Rrose: Plays James Tenney: Having Never Written A Note For Percussion (LP, Further, May 2015)


Minimalist composer James Tenney (an early member of the Philip Glass Ensemble) wrote Koan: Having Never Written A Note For Percussion for experimental percussionist John Bergamo in 1971. It is for a percussion instrument (he doesn't specify which) and consists of a single note, initially quadruple-pianissimo, then with a crescendo to a quadruple-fortissimo, then with a diminuendo back to quadruple-pianissimo. This note should be "very long". (The score is helpfully included on a slip of paper in the sleeve of this record.) And people think that the Pixies invented that quiet-loud-quiet thing...

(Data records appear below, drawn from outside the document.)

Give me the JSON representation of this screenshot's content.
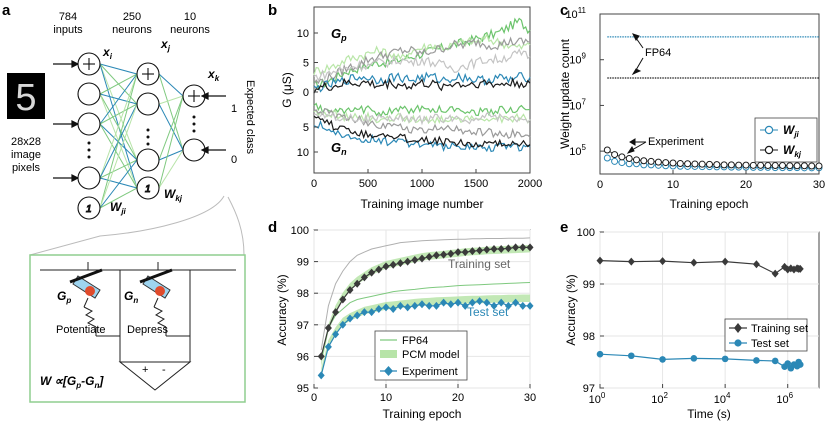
{
  "panels": {
    "a": {
      "label": "a",
      "layer_counts": [
        "784",
        "250",
        "10"
      ],
      "layer_names": [
        "inputs",
        "neurons",
        "neurons"
      ],
      "input_caption": [
        "28x28",
        "image",
        "pixels"
      ],
      "digit": "5",
      "node_labels": {
        "xi": "x",
        "xi_sub": "i",
        "xj": "x",
        "xj_sub": "j",
        "xk": "x",
        "xk_sub": "k"
      },
      "weight_labels": {
        "wji": "W",
        "wji_sub": "ji",
        "wkj": "W",
        "wkj_sub": "kj"
      },
      "bias_symbol": "1",
      "expected_class": "Expected class",
      "targets": [
        "1",
        "0"
      ],
      "circuit": {
        "gp": "G",
        "gp_sub": "p",
        "gn": "G",
        "gn_sub": "n",
        "potentiate": "Potentiate",
        "depress": "Depress",
        "formula": "W ∝[G",
        "formula_parts": [
          "W",
          "∝[G",
          "p",
          "-G",
          "n",
          "]"
        ],
        "plus": "+",
        "minus": "-"
      },
      "colors": {
        "blue": "#2b88b6",
        "green": "#7fc97f",
        "lightgreen": "#b7e4a8",
        "box": "#8fce8f"
      }
    }
  },
  "chart_data": [
    {
      "panel": "b",
      "type": "line",
      "xlabel": "Training image number",
      "ylabel": "G (μS)",
      "xlim": [
        0,
        2000
      ],
      "xticks": [
        0,
        500,
        1000,
        1500,
        2000
      ],
      "top_yticks": [
        0,
        5,
        10
      ],
      "bottom_yticks": [
        5,
        10
      ],
      "annotations": [
        "G_p",
        "G_n"
      ],
      "x": [
        0,
        100,
        200,
        300,
        400,
        500,
        600,
        700,
        800,
        900,
        1000,
        1100,
        1200,
        1300,
        1400,
        1500,
        1600,
        1700,
        1800,
        1900,
        2000
      ],
      "series": [
        {
          "color": "#6cc46c",
          "values": [
            1.0,
            1.5,
            2.5,
            3.5,
            4.0,
            4.5,
            5.0,
            5.0,
            5.5,
            6.0,
            6.5,
            7.0,
            7.5,
            8.0,
            8.5,
            9.0,
            9.5,
            10.0,
            11.0,
            12.0,
            10.5
          ]
        },
        {
          "color": "#b9e6a8",
          "values": [
            3.5,
            4.0,
            4.5,
            5.5,
            6.0,
            6.5,
            7.0,
            6.5,
            5.5,
            7.0,
            7.5,
            8.0,
            7.5,
            8.0,
            8.5,
            8.5,
            9.0,
            8.5,
            8.0,
            7.5,
            8.0
          ]
        },
        {
          "color": "#9a9a9a",
          "values": [
            1.5,
            2.0,
            3.0,
            4.0,
            4.5,
            5.5,
            6.0,
            6.5,
            7.0,
            7.0,
            6.5,
            7.0,
            7.5,
            8.0,
            8.0,
            8.5,
            8.0,
            8.0,
            8.5,
            8.5,
            8.5
          ]
        },
        {
          "color": "#c4c4c4",
          "values": [
            2.5,
            3.0,
            3.5,
            4.0,
            4.5,
            4.5,
            5.0,
            5.0,
            5.5,
            5.0,
            5.5,
            5.0,
            4.5,
            4.0,
            4.5,
            5.0,
            5.5,
            5.5,
            6.0,
            6.5,
            6.0
          ]
        },
        {
          "color": "#2b88b6",
          "values": [
            0.5,
            1.0,
            1.5,
            2.0,
            2.5,
            2.5,
            2.0,
            2.5,
            2.5,
            2.0,
            2.5,
            2.5,
            2.0,
            2.5,
            2.5,
            2.0,
            2.0,
            2.5,
            2.0,
            2.5,
            2.5
          ]
        },
        {
          "color": "#1a1a1a",
          "values": [
            0.5,
            0.8,
            1.0,
            1.5,
            1.5,
            1.5,
            1.0,
            1.5,
            1.2,
            1.0,
            1.5,
            1.2,
            1.0,
            1.5,
            1.2,
            1.5,
            1.5,
            1.2,
            1.5,
            1.5,
            1.5
          ]
        }
      ],
      "series_bottom": [
        {
          "color": "#6cc46c",
          "values": [
            1.0,
            1.5,
            2.0,
            2.0,
            1.5,
            1.5,
            2.0,
            2.0,
            1.5,
            1.5,
            1.5,
            1.5,
            1.5,
            1.5,
            1.5,
            2.0,
            2.0,
            1.5,
            1.5,
            1.5,
            1.5
          ]
        },
        {
          "color": "#b9e6a8",
          "values": [
            2.0,
            2.5,
            2.5,
            3.0,
            3.0,
            3.0,
            3.5,
            3.5,
            3.0,
            3.5,
            3.5,
            3.5,
            3.5,
            3.0,
            3.5,
            3.5,
            3.0,
            3.5,
            3.5,
            3.0,
            3.5
          ]
        },
        {
          "color": "#9a9a9a",
          "values": [
            1.5,
            2.0,
            2.5,
            3.0,
            3.5,
            4.0,
            4.5,
            4.5,
            5.0,
            5.5,
            5.5,
            5.5,
            5.0,
            5.5,
            6.0,
            6.0,
            6.0,
            6.5,
            6.5,
            6.0,
            7.0
          ]
        },
        {
          "color": "#c4c4c4",
          "values": [
            2.0,
            2.5,
            3.0,
            3.0,
            3.5,
            3.5,
            3.0,
            3.5,
            3.0,
            3.5,
            3.5,
            3.0,
            3.5,
            3.0,
            3.5,
            3.5,
            3.0,
            3.0,
            3.5,
            3.5,
            3.5
          ]
        },
        {
          "color": "#2b88b6",
          "values": [
            4.0,
            5.0,
            6.0,
            6.5,
            7.0,
            7.5,
            7.5,
            8.0,
            8.0,
            8.5,
            8.5,
            8.5,
            9.0,
            8.5,
            9.0,
            9.0,
            9.5,
            9.0,
            9.0,
            9.0,
            9.0
          ]
        },
        {
          "color": "#1a1a1a",
          "values": [
            3.5,
            4.0,
            5.0,
            5.5,
            6.0,
            6.5,
            6.5,
            7.0,
            7.0,
            7.5,
            7.5,
            7.5,
            8.0,
            8.0,
            8.0,
            8.5,
            8.5,
            8.5,
            8.0,
            8.5,
            8.5
          ]
        }
      ]
    },
    {
      "panel": "c",
      "type": "scatter",
      "xlabel": "Training epoch",
      "ylabel": "Weight update count",
      "xlim": [
        0,
        30
      ],
      "xticks": [
        0,
        10,
        20,
        30
      ],
      "yscale": "log",
      "ylim_exp": [
        4,
        11
      ],
      "yticks_exp": [
        5,
        7,
        9,
        11
      ],
      "ytick_base": "10",
      "annotations": [
        "FP64",
        "Experiment"
      ],
      "fp64_levels": [
        {
          "name": "W_ji",
          "color": "#2b88b6",
          "value_exp": 10.0
        },
        {
          "name": "W_kj",
          "color": "#1a1a1a",
          "value_exp": 8.2
        }
      ],
      "x": [
        1,
        2,
        3,
        4,
        5,
        6,
        7,
        8,
        9,
        10,
        11,
        12,
        13,
        14,
        15,
        16,
        17,
        18,
        19,
        20,
        21,
        22,
        23,
        24,
        25,
        26,
        27,
        28,
        29,
        30
      ],
      "series": [
        {
          "name": "W_ji",
          "color": "#2b88b6",
          "values_exp": [
            4.7,
            4.55,
            4.5,
            4.45,
            4.45,
            4.4,
            4.4,
            4.38,
            4.36,
            4.35,
            4.34,
            4.33,
            4.33,
            4.32,
            4.32,
            4.31,
            4.31,
            4.3,
            4.3,
            4.3,
            4.29,
            4.29,
            4.29,
            4.28,
            4.28,
            4.28,
            4.28,
            4.27,
            4.27,
            4.27
          ]
        },
        {
          "name": "W_kj",
          "color": "#1a1a1a",
          "values_exp": [
            5.05,
            4.85,
            4.75,
            4.68,
            4.62,
            4.58,
            4.55,
            4.52,
            4.5,
            4.48,
            4.46,
            4.45,
            4.44,
            4.43,
            4.42,
            4.41,
            4.4,
            4.4,
            4.39,
            4.39,
            4.38,
            4.38,
            4.37,
            4.37,
            4.37,
            4.36,
            4.36,
            4.36,
            4.35,
            4.35
          ]
        }
      ],
      "legend": [
        "W_ji",
        "W_kj"
      ]
    },
    {
      "panel": "d",
      "type": "line",
      "xlabel": "Training epoch",
      "ylabel": "Accuracy (%)",
      "xlim": [
        0,
        30
      ],
      "ylim": [
        95,
        100
      ],
      "xticks": [
        0,
        10,
        20,
        30
      ],
      "yticks": [
        95,
        96,
        97,
        98,
        99,
        100
      ],
      "annotations": [
        "Training set",
        "Test set"
      ],
      "legend": [
        "FP64",
        "PCM model",
        "Experiment"
      ],
      "x": [
        1,
        2,
        3,
        4,
        5,
        6,
        7,
        8,
        9,
        10,
        11,
        12,
        13,
        14,
        15,
        16,
        17,
        18,
        19,
        20,
        21,
        22,
        23,
        24,
        25,
        26,
        27,
        28,
        29,
        30
      ],
      "series": [
        {
          "name": "FP64",
          "set": "train",
          "values": [
            96.2,
            97.6,
            98.3,
            98.7,
            99.0,
            99.2,
            99.3,
            99.4,
            99.45,
            99.5,
            99.55,
            99.6,
            99.62,
            99.64,
            99.66,
            99.67,
            99.68,
            99.69,
            99.7,
            99.71,
            99.71,
            99.72,
            99.72,
            99.73,
            99.73,
            99.73,
            99.74,
            99.74,
            99.74,
            99.75
          ]
        },
        {
          "name": "FP64",
          "set": "test",
          "values": [
            95.9,
            96.9,
            97.3,
            97.5,
            97.7,
            97.8,
            97.85,
            97.9,
            97.95,
            98.0,
            98.05,
            98.08,
            98.1,
            98.12,
            98.15,
            98.17,
            98.19,
            98.2,
            98.22,
            98.24,
            98.25,
            98.26,
            98.27,
            98.28,
            98.29,
            98.3,
            98.31,
            98.32,
            98.33,
            98.34
          ]
        },
        {
          "name": "PCM model",
          "set": "train",
          "values": [
            95.8,
            96.9,
            97.5,
            97.9,
            98.2,
            98.4,
            98.55,
            98.7,
            98.8,
            98.9,
            98.95,
            99.0,
            99.05,
            99.1,
            99.15,
            99.18,
            99.2,
            99.22,
            99.25,
            99.27,
            99.3,
            99.32,
            99.33,
            99.35,
            99.36,
            99.37,
            99.38,
            99.39,
            99.4,
            99.41
          ]
        },
        {
          "name": "PCM model",
          "set": "test",
          "values": [
            95.5,
            96.4,
            96.8,
            97.1,
            97.25,
            97.35,
            97.45,
            97.5,
            97.55,
            97.6,
            97.62,
            97.65,
            97.67,
            97.7,
            97.72,
            97.73,
            97.75,
            97.76,
            97.77,
            97.78,
            97.79,
            97.8,
            97.8,
            97.81,
            97.82,
            97.82,
            97.83,
            97.83,
            97.84,
            97.84
          ]
        },
        {
          "name": "Experiment",
          "set": "train",
          "values": [
            96.0,
            96.9,
            97.4,
            97.8,
            98.1,
            98.3,
            98.5,
            98.65,
            98.75,
            98.85,
            98.9,
            98.95,
            99.0,
            99.05,
            99.1,
            99.15,
            99.2,
            99.22,
            99.25,
            99.3,
            99.3,
            99.33,
            99.35,
            99.38,
            99.4,
            99.4,
            99.42,
            99.45,
            99.45,
            99.45
          ]
        },
        {
          "name": "Experiment",
          "set": "test",
          "values": [
            95.4,
            96.3,
            96.7,
            97.0,
            97.2,
            97.3,
            97.4,
            97.4,
            97.5,
            97.55,
            97.5,
            97.6,
            97.55,
            97.6,
            97.65,
            97.6,
            97.6,
            97.7,
            97.65,
            97.7,
            97.6,
            97.7,
            97.75,
            97.7,
            97.6,
            97.7,
            97.6,
            97.7,
            97.6,
            97.6
          ]
        }
      ],
      "colors": {
        "fp64": "#7fc97f",
        "fp64_train": "#b0b0b0",
        "pcm_band": "#b7e4a8",
        "exp_train": "#3a3a3a",
        "exp_test": "#2b88b6"
      }
    },
    {
      "panel": "e",
      "type": "line",
      "xlabel": "Time (s)",
      "ylabel": "Accuracy (%)",
      "xscale": "log",
      "xlim_exp": [
        0,
        7
      ],
      "xticks_exp": [
        0,
        2,
        4,
        6
      ],
      "xtick_base": "10",
      "ylim": [
        97,
        100
      ],
      "yticks": [
        97,
        98,
        99,
        100
      ],
      "legend": [
        "Training set",
        "Test set"
      ],
      "x_exp": [
        0,
        1,
        2,
        3,
        4,
        5,
        5.6,
        5.9,
        6.0,
        6.1,
        6.2,
        6.3,
        6.35,
        6.4
      ],
      "series": [
        {
          "name": "Training set",
          "color": "#3a3a3a",
          "marker": "diamond",
          "values": [
            99.45,
            99.43,
            99.44,
            99.41,
            99.43,
            99.38,
            99.2,
            99.33,
            99.28,
            99.3,
            99.28,
            99.3,
            99.29,
            99.29
          ]
        },
        {
          "name": "Test set",
          "color": "#2b88b6",
          "marker": "circle",
          "values": [
            97.65,
            97.62,
            97.55,
            97.57,
            97.56,
            97.53,
            97.52,
            97.41,
            97.47,
            97.38,
            97.45,
            97.42,
            97.5,
            97.45
          ]
        }
      ]
    }
  ]
}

This record contains two fascinating performances on a gong by left-field techno adventurer Rrose. The A-side is a studio version, just over 27 minutes and utterly engrossing: I can get totally lost listening to the resonances build up and new sounds start emerging and interacting with each other. This is, I'm pretty sure, the closest I've ever come to a gong bath on vinyl. The B-side is a 30-minutes live recording in the abandoned trolley-bus station beneath Washington D.C.'s Dupont Circle. The effect is quite different, you can hear the interaction between the instrument and the environment and there are some quite loud clanking noises presumably from people moving around in the cavernous-sounding hall. It's also pretty fascinating, and both by itself and as a companion piece... I think I slightly prefer the purity of the studio version, with its intimate, intense, and disintermediated relationship between the instrument and the listener.

I bought this from Boomkat. They call it Electronic, which is just crazy-talk.